Be sure to remember me as the woman who wrote her own destiny.
For Christ’s sake, knock on the door, won’t you?
He knocked, today, like a lost little dog looking for his bone. The ashes of the war are mine. I fought with destiny and slaughtered its roots.
Tell me, is there anything a woman cannot do?
Remember me, love. I won!
I am marrying him. Judge now!
Forgive me, Christ, I did a horrible thing, today. I poisoned my husband. I didn’t kill him; how could I? The dosage was just perfect to make him sick for a few days. I can barely afford the agony. You know how much I am obsessed with him, right? It is sad enough that I can’t crawl inside him and wear his skin as if it were my own. Every day, I have to see him leave for work, and I cannot bear a second away. I know it’s sad, but would you blame me? I lost my husband and found him again. Am I completely wrong to never want to lose him again? I’ve lost him once; I don’t think I can do it again.
I want to be by his side, all the time. I want to stare at his pale yellow face and draw crisscrosses with the wrinkles that tell me his story. I hope I don’t wake up in a nightmare.

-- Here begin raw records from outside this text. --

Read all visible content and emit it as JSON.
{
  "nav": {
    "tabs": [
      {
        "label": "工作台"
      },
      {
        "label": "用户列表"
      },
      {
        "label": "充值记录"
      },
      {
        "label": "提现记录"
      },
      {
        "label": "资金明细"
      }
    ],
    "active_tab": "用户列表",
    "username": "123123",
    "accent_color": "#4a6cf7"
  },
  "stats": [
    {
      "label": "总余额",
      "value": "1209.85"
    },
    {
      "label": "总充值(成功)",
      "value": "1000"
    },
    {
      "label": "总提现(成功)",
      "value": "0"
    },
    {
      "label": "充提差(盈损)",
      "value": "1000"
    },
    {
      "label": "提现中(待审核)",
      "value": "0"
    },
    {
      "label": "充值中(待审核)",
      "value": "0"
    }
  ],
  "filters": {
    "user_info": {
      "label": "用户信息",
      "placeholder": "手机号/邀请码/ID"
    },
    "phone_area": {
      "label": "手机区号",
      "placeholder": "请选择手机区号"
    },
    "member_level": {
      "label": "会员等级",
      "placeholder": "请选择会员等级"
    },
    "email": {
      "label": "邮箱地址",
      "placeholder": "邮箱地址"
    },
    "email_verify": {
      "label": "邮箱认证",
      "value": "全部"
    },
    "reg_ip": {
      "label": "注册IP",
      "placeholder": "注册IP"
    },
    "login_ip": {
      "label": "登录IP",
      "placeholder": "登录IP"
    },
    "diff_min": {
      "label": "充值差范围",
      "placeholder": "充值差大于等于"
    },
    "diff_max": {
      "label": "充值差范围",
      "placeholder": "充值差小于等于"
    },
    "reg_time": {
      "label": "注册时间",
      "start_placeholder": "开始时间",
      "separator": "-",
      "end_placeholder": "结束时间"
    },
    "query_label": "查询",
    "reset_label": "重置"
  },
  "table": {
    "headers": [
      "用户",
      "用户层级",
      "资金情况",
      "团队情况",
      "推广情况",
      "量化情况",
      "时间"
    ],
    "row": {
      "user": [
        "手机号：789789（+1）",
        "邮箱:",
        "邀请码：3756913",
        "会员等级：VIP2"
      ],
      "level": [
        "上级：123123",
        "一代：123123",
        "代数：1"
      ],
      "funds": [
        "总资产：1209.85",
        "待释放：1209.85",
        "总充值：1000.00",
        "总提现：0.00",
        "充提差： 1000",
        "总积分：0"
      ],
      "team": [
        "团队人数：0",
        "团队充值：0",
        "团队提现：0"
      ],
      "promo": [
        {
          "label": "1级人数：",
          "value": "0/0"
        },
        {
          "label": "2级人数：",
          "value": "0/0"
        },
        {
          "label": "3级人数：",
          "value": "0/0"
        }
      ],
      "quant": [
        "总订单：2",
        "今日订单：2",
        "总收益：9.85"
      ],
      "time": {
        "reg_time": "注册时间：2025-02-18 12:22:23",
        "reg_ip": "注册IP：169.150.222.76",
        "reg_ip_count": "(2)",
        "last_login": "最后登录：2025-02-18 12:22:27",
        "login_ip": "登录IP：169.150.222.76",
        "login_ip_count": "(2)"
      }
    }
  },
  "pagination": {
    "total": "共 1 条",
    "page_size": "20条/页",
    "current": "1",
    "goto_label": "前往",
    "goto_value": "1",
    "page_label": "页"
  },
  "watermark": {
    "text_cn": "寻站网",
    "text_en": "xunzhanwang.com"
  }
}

I am a sick, demented woman. I’ve tortured and poisoned my husband, every single day. I can’t bear the pain in his eyes when Casey wants to play with him, but he can’t. We’ve had our fights; it was bound to happen. The drug has almost paralysed his analytical powers. He talks to himself and cries in sleep. And sometimes, in the middle of the night, voices in his head mess him up.
You would think that I might have to end this pathetic charade of love and obsession for someone is bound to discover, but I am the woman who wrote her own destiny. The poison is untraceable. It is my mother’s recipe; or how would she have managed to murder all three of her husbands? Good thing, she had ancestors who knew many such beautiful secrets.
Quite the psychopath, aren’t I?
I don’t care if you judge me anymore. I hope I don’t kill him and tear you to pieces and bits.
We’re all free; free of the sickness and the pain. The obsession no longer bothers me. The heart doesn’t feel anymore. I remember it all now, how I lost Mark. It was the same story, all over again, with a different cast. I killed him, because I am sick. I poisoned him the way I did with John, my new Mark. I believe it is time I bid a farewell to my obsessions. No good have they brought me ever, or to anyone else.
Tomorrow, I die too, but not before I tell Casey the story of how her mother knew nothing but love. I’ll tell her the story of her mother’s journey from a lover to a murderer. And then I’ll murder her myself before I slit my throat and surrender to my obsessions.
But remember, you will be my grandest celebration.
This is goodbye, for sure.
You judged me, diary, but you were right.